Australien und Neuseeland gehören zu den sogenannten Wertepartnern der Bundeswehr, liberale Demokratien, mit denen die Bundesregierung laut Indopazifik-Leitlinien eine gemeinsame Wertegrundlage teilt, die dem, so wörtlich, „Erhalt der regelbasierten internationalen Ordnung“ diene.

Stumbaum: "Deutschland ganz direkt betroffen"

China gehört nicht zu den Wertepartnern der Bundeswehr.
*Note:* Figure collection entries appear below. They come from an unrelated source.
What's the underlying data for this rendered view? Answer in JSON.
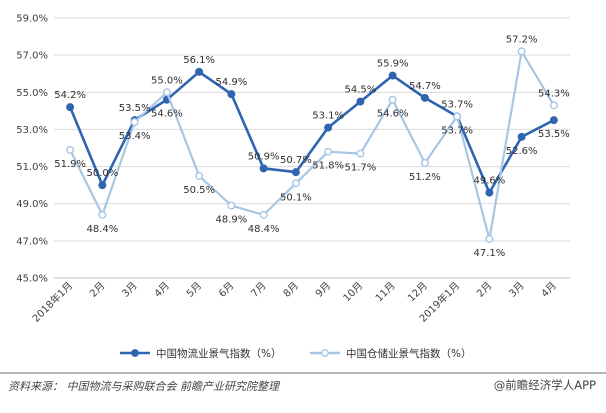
{
  "chart_data": {
    "type": "line",
    "categories": [
      "2018年1月",
      "2月",
      "3月",
      "4月",
      "5月",
      "6月",
      "7月",
      "8月",
      "9月",
      "10月",
      "11月",
      "12月",
      "2019年1月",
      "2月",
      "3月",
      "4月"
    ],
    "series": [
      {
        "name": "中国物流业景气指数（%）",
        "color": "#2e64b0",
        "values": [
          54.2,
          50.0,
          53.5,
          54.6,
          56.1,
          54.9,
          50.9,
          50.7,
          53.1,
          54.5,
          55.9,
          54.7,
          53.7,
          49.6,
          52.6,
          53.5
        ],
        "labels": [
          "54.2%",
          "50.0%",
          "53.5%",
          "54.6%",
          "56.1%",
          "54.9%",
          "50.9%",
          "50.7%",
          "53.1%",
          "54.5%",
          "55.9%",
          "54.7%",
          "53.7%",
          "49.6%",
          "52.6%",
          "53.5%"
        ]
      },
      {
        "name": "中国仓储业景气指数（%）",
        "color": "#a7c6e6",
        "values": [
          51.9,
          48.4,
          53.4,
          55.0,
          50.5,
          48.9,
          48.4,
          50.1,
          51.8,
          51.7,
          54.6,
          51.2,
          53.7,
          47.1,
          57.2,
          54.3
        ],
        "labels": [
          "51.9%",
          "48.4%",
          "53.4%",
          "55.0%",
          "50.5%",
          "48.9%",
          "48.4%",
          "50.1%",
          "51.8%",
          "51.7%",
          "54.6%",
          "51.2%",
          "53.7%",
          "47.1%",
          "57.2%",
          "54.3%"
        ]
      }
    ],
    "yticks": [
      "45.0%",
      "47.0%",
      "49.0%",
      "51.0%",
      "53.0%",
      "55.0%",
      "57.0%",
      "59.0%"
    ],
    "ylim": [
      45,
      59
    ],
    "grid": "horizontal",
    "legend": "bottom-center"
  },
  "footer": {
    "source": "资料来源：  中国物流与采购联合会 前瞻产业研究院整理",
    "brand": "@前瞻经济学人APP"
  }
}
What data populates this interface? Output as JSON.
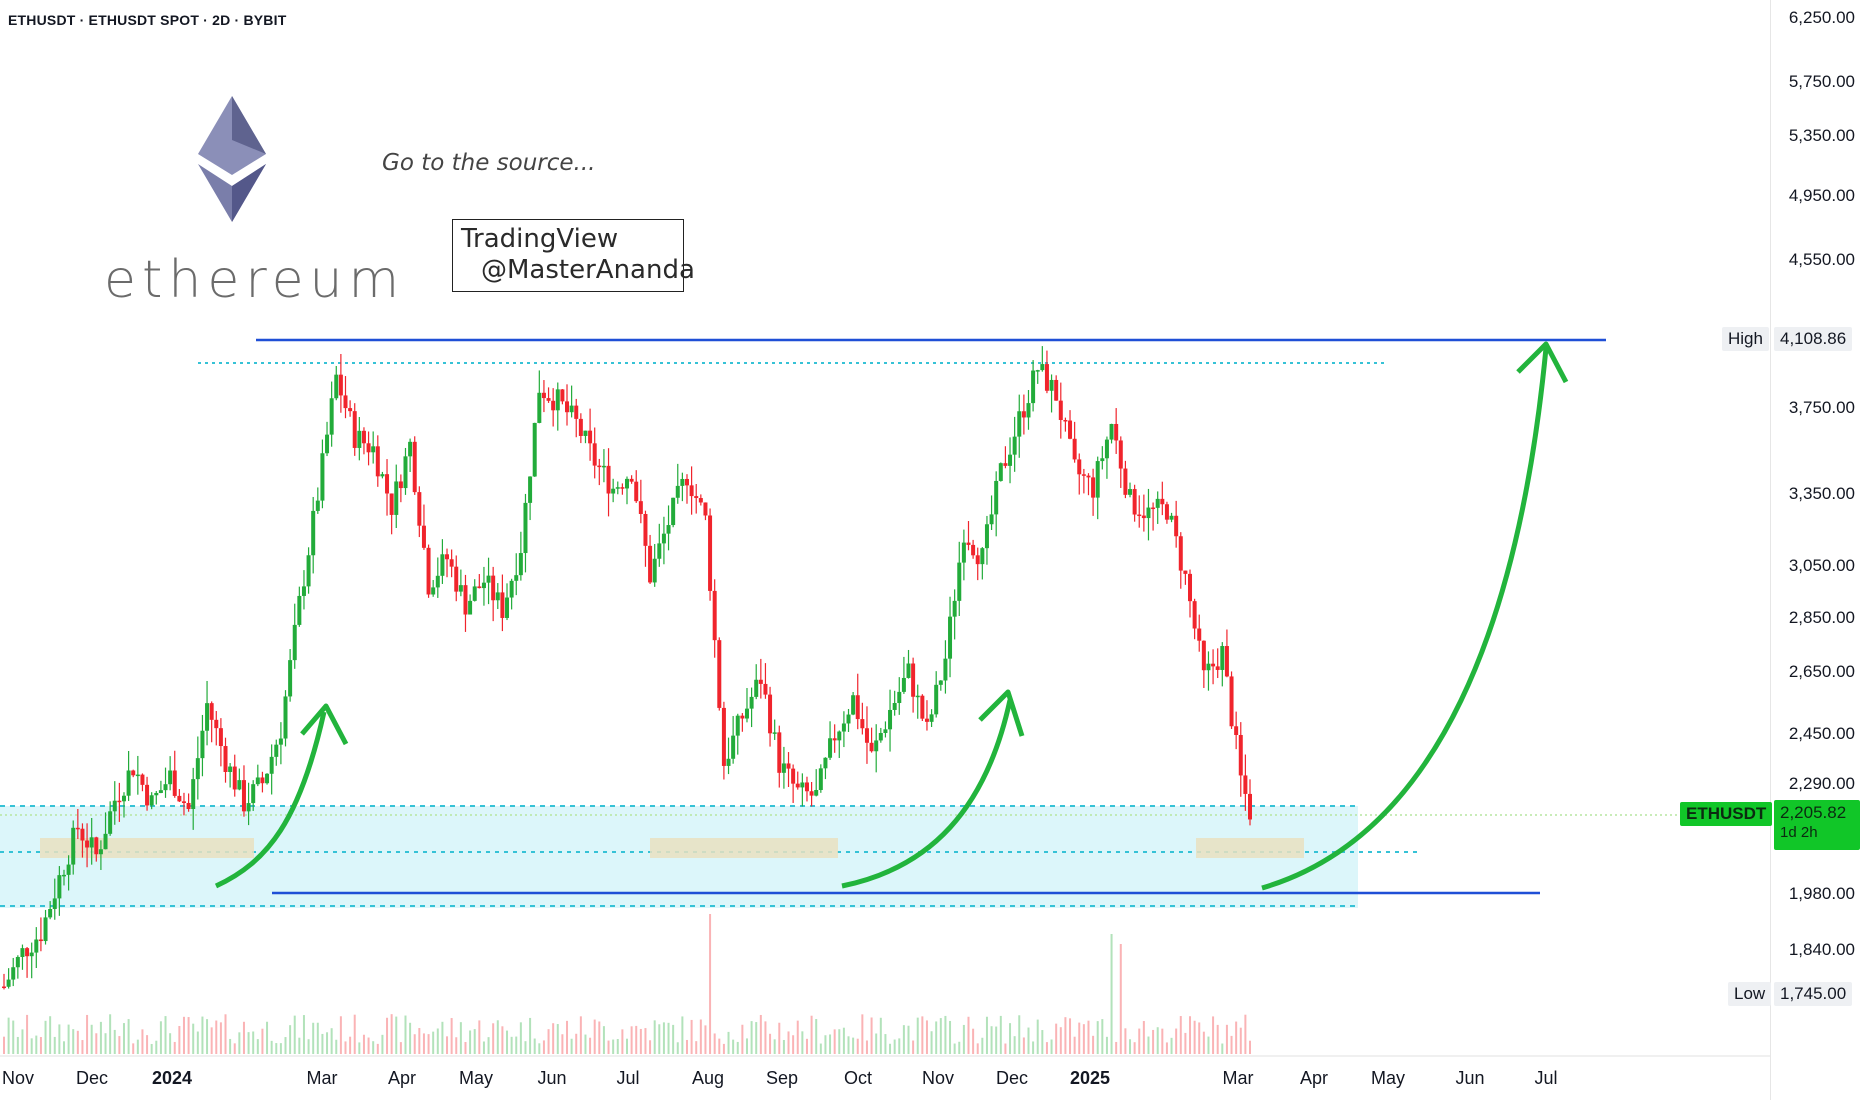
{
  "header": {
    "symbol_line": "ETHUSDT · ETHUSDT SPOT · 2D · BYBIT"
  },
  "annotations": {
    "tagline": "Go to the source...",
    "watermark_line1": "TradingView",
    "watermark_line2": "@MasterAnanda",
    "logo_word": "ethereum",
    "logo_icon": "ethereum-diamond-icon"
  },
  "colors": {
    "up": "#22ab3a",
    "down": "#f0242c",
    "level_line": "#1f4fd6",
    "support_zone": "#bfeef5",
    "arrow": "#22b43c",
    "price_tag": "#11c628"
  },
  "y_axis": {
    "labels": [
      "6,250.00",
      "5,750.00",
      "5,350.00",
      "4,950.00",
      "4,550.00",
      "3,750.00",
      "3,350.00",
      "3,050.00",
      "2,850.00",
      "2,650.00",
      "2,450.00",
      "2,290.00",
      "1,980.00",
      "1,840.00"
    ],
    "high_label": "High",
    "high_value": "4,108.86",
    "low_label": "Low",
    "low_value": "1,745.00",
    "current_symbol": "ETHUSDT",
    "current_price": "2,205.82",
    "countdown": "1d 2h"
  },
  "x_axis": {
    "labels": [
      {
        "text": "Nov",
        "bold": false
      },
      {
        "text": "Dec",
        "bold": false
      },
      {
        "text": "2024",
        "bold": true
      },
      {
        "text": "Mar",
        "bold": false
      },
      {
        "text": "Apr",
        "bold": false
      },
      {
        "text": "May",
        "bold": false
      },
      {
        "text": "Jun",
        "bold": false
      },
      {
        "text": "Jul",
        "bold": false
      },
      {
        "text": "Aug",
        "bold": false
      },
      {
        "text": "Sep",
        "bold": false
      },
      {
        "text": "Oct",
        "bold": false
      },
      {
        "text": "Nov",
        "bold": false
      },
      {
        "text": "Dec",
        "bold": false
      },
      {
        "text": "2025",
        "bold": true
      },
      {
        "text": "Mar",
        "bold": false
      },
      {
        "text": "Apr",
        "bold": false
      },
      {
        "text": "May",
        "bold": false
      },
      {
        "text": "Jun",
        "bold": false
      },
      {
        "text": "Jul",
        "bold": false
      }
    ]
  },
  "chart_data": {
    "type": "candlestick",
    "scale": "log",
    "resistance": 4108.86,
    "support": 1980,
    "support_zone": [
      1940,
      2210
    ],
    "price_path": [
      [
        0,
        1750
      ],
      [
        4,
        1830
      ],
      [
        8,
        1880
      ],
      [
        12,
        2020
      ],
      [
        16,
        2160
      ],
      [
        20,
        2080
      ],
      [
        24,
        2240
      ],
      [
        28,
        2340
      ],
      [
        32,
        2230
      ],
      [
        36,
        2310
      ],
      [
        40,
        2210
      ],
      [
        44,
        2540
      ],
      [
        48,
        2360
      ],
      [
        52,
        2230
      ],
      [
        56,
        2290
      ],
      [
        60,
        2460
      ],
      [
        64,
        2900
      ],
      [
        68,
        3350
      ],
      [
        72,
        3910
      ],
      [
        76,
        3620
      ],
      [
        80,
        3560
      ],
      [
        84,
        3300
      ],
      [
        88,
        3580
      ],
      [
        92,
        2980
      ],
      [
        96,
        3080
      ],
      [
        100,
        2900
      ],
      [
        104,
        2990
      ],
      [
        108,
        2880
      ],
      [
        112,
        3130
      ],
      [
        116,
        3860
      ],
      [
        120,
        3790
      ],
      [
        124,
        3680
      ],
      [
        128,
        3500
      ],
      [
        132,
        3380
      ],
      [
        136,
        3460
      ],
      [
        140,
        3010
      ],
      [
        144,
        3230
      ],
      [
        148,
        3440
      ],
      [
        152,
        3240
      ],
      [
        156,
        2350
      ],
      [
        160,
        2500
      ],
      [
        164,
        2630
      ],
      [
        168,
        2350
      ],
      [
        172,
        2260
      ],
      [
        176,
        2250
      ],
      [
        180,
        2440
      ],
      [
        184,
        2560
      ],
      [
        188,
        2370
      ],
      [
        192,
        2520
      ],
      [
        196,
        2650
      ],
      [
        200,
        2450
      ],
      [
        204,
        2700
      ],
      [
        208,
        3200
      ],
      [
        212,
        3080
      ],
      [
        216,
        3450
      ],
      [
        220,
        3700
      ],
      [
        224,
        3960
      ],
      [
        228,
        3820
      ],
      [
        232,
        3460
      ],
      [
        236,
        3380
      ],
      [
        240,
        3680
      ],
      [
        244,
        3320
      ],
      [
        248,
        3270
      ],
      [
        252,
        3290
      ],
      [
        256,
        3000
      ],
      [
        260,
        2630
      ],
      [
        264,
        2720
      ],
      [
        268,
        2300
      ],
      [
        270,
        2205.82
      ]
    ],
    "volume_hint": "low-to-moderate with spikes at Aug 2024 and Feb 2025"
  }
}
Im Gegenteil: Das Land bedrohe mit dem Anspruch auf Taiwan auch die Interessen der EU und Deutschlands, so May-Britt Stumbaum: “Wenn es zu diesen kriegerischen Handlungen kommt, dann ist Deutschland ganz direkt betroffen, weil dann der größte Hafen dort im Pearl-Delta für uns unerreichbar wäre. Das heißt, dass unsere Handelswege dann unterbrochen sind. Auf der anderen Seite sind wir natürlich betroffen, weil es dann eine so gravierende Regelverletzung gäbe, weil sich dann auch die Regeln ändern würden, wie wir miteinander umgehen.”

Als Exportnation profitiert Deutschland von China und finanziert somit dessen Aufrüstung mit. Das Auswärtige Amt arbeitet derzeit an einer neuen China-Strategie, die wirtschaftliche Abhängigkeiten reduzieren soll. Ein Ziel, das innerhalb der Bundesregierung nicht unumstritten ist, wie man an dem Engagement von Bundeskanzler Olaf Scholz für die chinesische Beteiligung am Hamburger Hafen erst kürzlich gesehen hat.